Кудрявая шевелюра высунулась мне навстречу. Карл подхватил меня под мышки, помогая подняться. Когда ноги коснулись пола его спальни, я опёрлась о колени, стараясь отдышаться.
– Соскучилась? – усмехнулся друг.
– По твоему сарказму? – я выпрямилась и оглядела комнату, раздумывая, куда сесть. – Не особенно.
– Ложь тебе не к лицу, Кёллер. – он умостился на кровати, указав мне на кресло. – Читала общий чат?
– Нет, боюсь даже открывать.
– И не зря.
– Шарлотта рассказала про Таро?
– Переслала сообщение от Мии с фотографией карты. Она и полиции рассказала.
– Да, я наслышана.
– Нам всем порекомендовали посетить психотерапевта. В особенности Шарли.
– Всё было настолько плохо?
– Она истерила.
– Про Таро. Это может быть важно.
– Я понимаю. Но Шарли сделала только хуже, учитывая, что она зарабатывает, делая расклады на картах. Уверен, нас уже внесли в список подозреваемых.
– Нас? – я подалась вперёд, стараясь заглянуть Карлу в глаза, но он старательно избегал зрительного контакта.
– Нас – Шарлотту и меня. Я ведь нашёл Мию. Плюс негативы.
– Что за негативы?
– На прошлых выходных мы устроили фотосессию. Мне нужно было пополнить портфолио, и Мия согласилась позировать, если не будет чётко видно лица.
– Почему?
– Это была довольно откровенная фотосессия. – пожал плечами Карл.
– Оу. – я задумалась, не было ли между друзьями чего-то большего и не об этом ли собиралась рассказать мне Мия?
– Вышло круто, покажу, если негативы вернут. Я должен был зайти к ней вчера утром, чтобы мы вместе пошли проявлять фотографии. Мия хотела понаблюдать за процессом. Я пришёл, долго звонил в дверь и на мобильный, но она не открывала. Это было на неё не похоже, она бы предупредила, если бы планы поменялись. И я решил войти. Сунулся под вазон с цветком, где у неё был припрятан запасной ключ, но его там не оказалось. Тогда я дёрнул ручку и дверь открылась. – Карл сглотнул. – Я позвал её, вошёл в спальню, а там…

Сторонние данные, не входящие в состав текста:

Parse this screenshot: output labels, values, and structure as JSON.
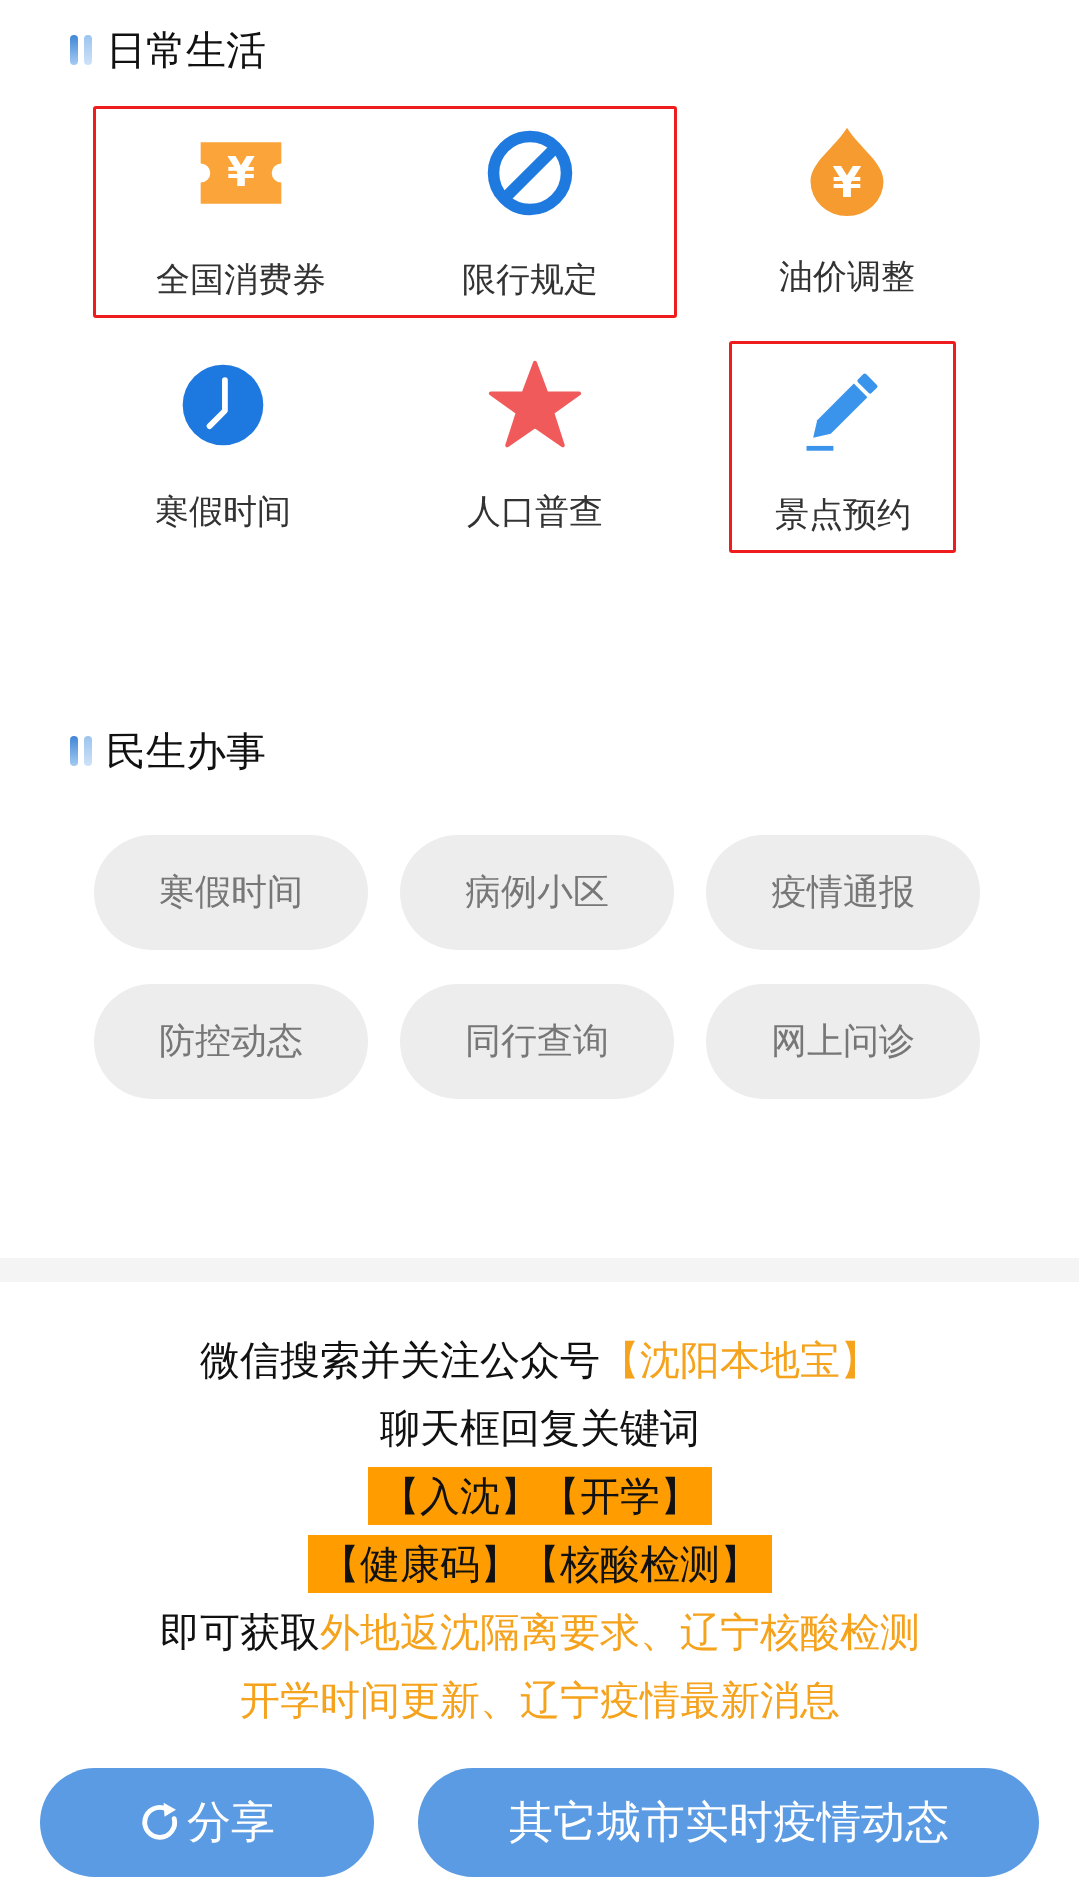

– Что ты видел? – мне было необходимо знать всё до мельчайшей детали, даже если будет больно.
– Она на полу с лицом почти того же цвета, что и её пижама. Глаза красные, на выкате. Шея вся сине-чёрная. И волосы странно лежали. Обрамляли голову, как солнечные лучи. Будто их намеренно так уложили.
Теперь сглотнула я.
– Прости, что спрашиваю.
– В шестой раз говорить об этом проще. – Карл поджал губы, лениво сменил позу.
– В шестой?
– Сперва полицейскому патрулю, что приехал на вызов. Потом офицеру в отделении, Грете и твоим родителям. Ты, кстати, знала, что они были указаны экстренным контактом Мии в её медицинской карте?
– Да. С тех пор, как Ридли уехали. Мы только закончили десятый класс, Мие ещё не было восемнадцати, и её мама оформила доверенность на мою, чтобы подписывать документы и тому подобное.

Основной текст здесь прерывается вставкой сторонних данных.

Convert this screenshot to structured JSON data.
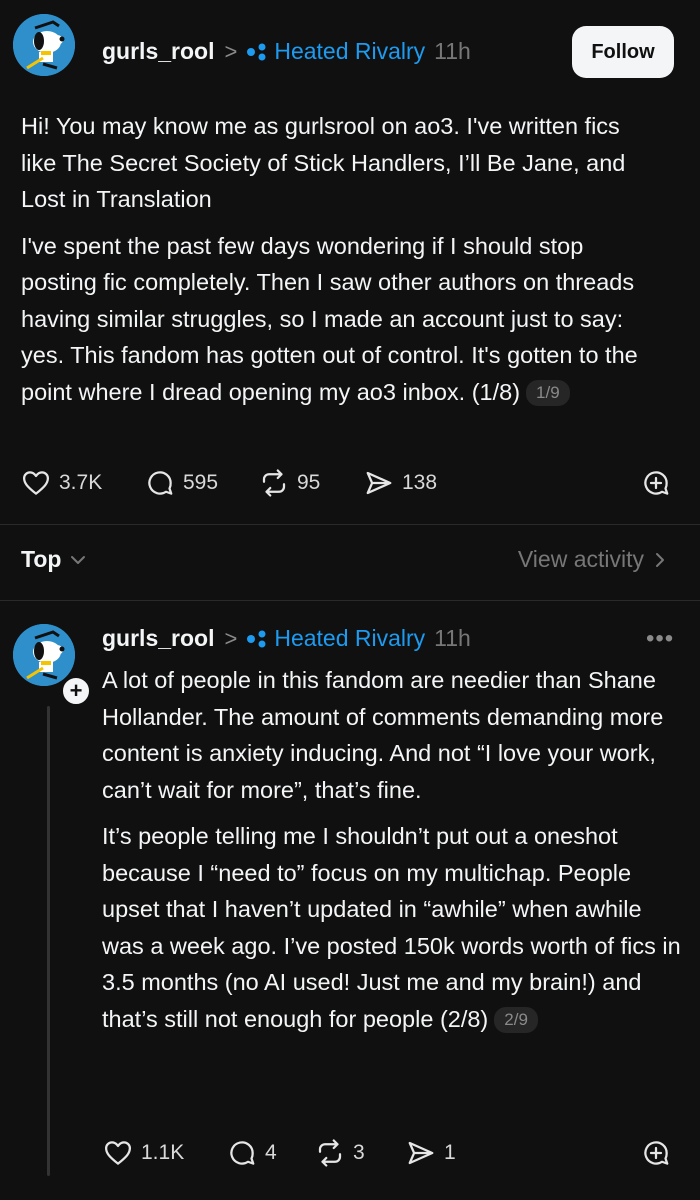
{
  "post": {
    "username": "gurls_rool",
    "separator": ">",
    "community": "Heated Rivalry",
    "time": "11h",
    "follow_label": "Follow",
    "paragraph1": "Hi! You may know me as gurlsrool on ao3. I've written fics like The Secret Society of Stick Handlers, I’ll Be Jane, and Lost in Translation",
    "paragraph2": "I've spent the past few days wondering if I should stop posting fic completely. Then I saw other authors on threads having similar struggles, so I made an account just to say: yes. This fandom has gotten out of control. It's gotten to the point where I dread opening my ao3 inbox. (1/8)",
    "page_badge": "1/9",
    "likes": "3.7K",
    "replies": "595",
    "reposts": "95",
    "shares": "138"
  },
  "sort_bar": {
    "label": "Top",
    "view_activity": "View activity"
  },
  "reply": {
    "username": "gurls_rool",
    "separator": ">",
    "community": "Heated Rivalry",
    "time": "11h",
    "more": "•••",
    "paragraph1": "A lot of people in this fandom are needier than Shane Hollander. The amount of comments demanding more content is anxiety inducing. And not “I love your work, can’t wait for more”, that’s fine.",
    "paragraph2": "It’s people telling me I shouldn’t put out a oneshot because I “need to” focus on my multichap. People upset that I haven’t updated in “awhile” when awhile was a week ago. I’ve posted 150k words worth of fics in 3.5 months (no AI used! Just me and my brain!) and that’s still not enough for people (2/8)",
    "page_badge": "2/9",
    "likes": "1.1K",
    "replies": "4",
    "reposts": "3",
    "shares": "1"
  },
  "colors": {
    "background": "#101010",
    "text": "#f3f5f7",
    "muted": "#777777",
    "community_blue": "#1d9bf0",
    "avatar_bg": "#2f8fcb"
  },
  "icons": {
    "like": "heart-icon",
    "reply": "speech-bubble-icon",
    "repost": "repost-icon",
    "share": "send-icon",
    "quote": "quote-plus-icon"
  }
}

– А, ясно. Так вот, потом я написал в чат, рассказал ребятам. Отдельно – Шарлотте по телефону. Утром она была в Новенбурге, уезжала на шабаш с «коллегами» или как это называется. Марк, Артур и Виктор приехали в полицию сразу, Шарли позже. Ты последняя, получается.
Это был не упрёк, но звучало неприятно. Я никогда не была последним персонажем в жизни Мии, всегда первым. После смерти, видимо, дела обстояли иначе.
– Кого-то ещё допрашивали, кроме тебя, мамы с папой и Шарлотты?
– Марка и Артура. Вообще-то, из того, что я слышал в приёмной, Шарли должны были вызвать завтра, как и Виктора, но она не стала дожидаться и ворвалась в кабинет офицера Алисии Бауэр с совершенно ошалелым видом.
Может быть, бабушка была права, что не пустила меня сегодня в отделение? Я вела себя не лучше Шарлотты.
– А ты не знаешь, полицейские нашли телефон Мии?
– Не нашли. – сквозь апатичную скорбь Карла пробилось удивление. – Почему ты спросила?
– Потому что именно этого ожидала.
Я вынула смартфон из кармана брюк и пересела на кровать, показывая Линденбергу комментарий.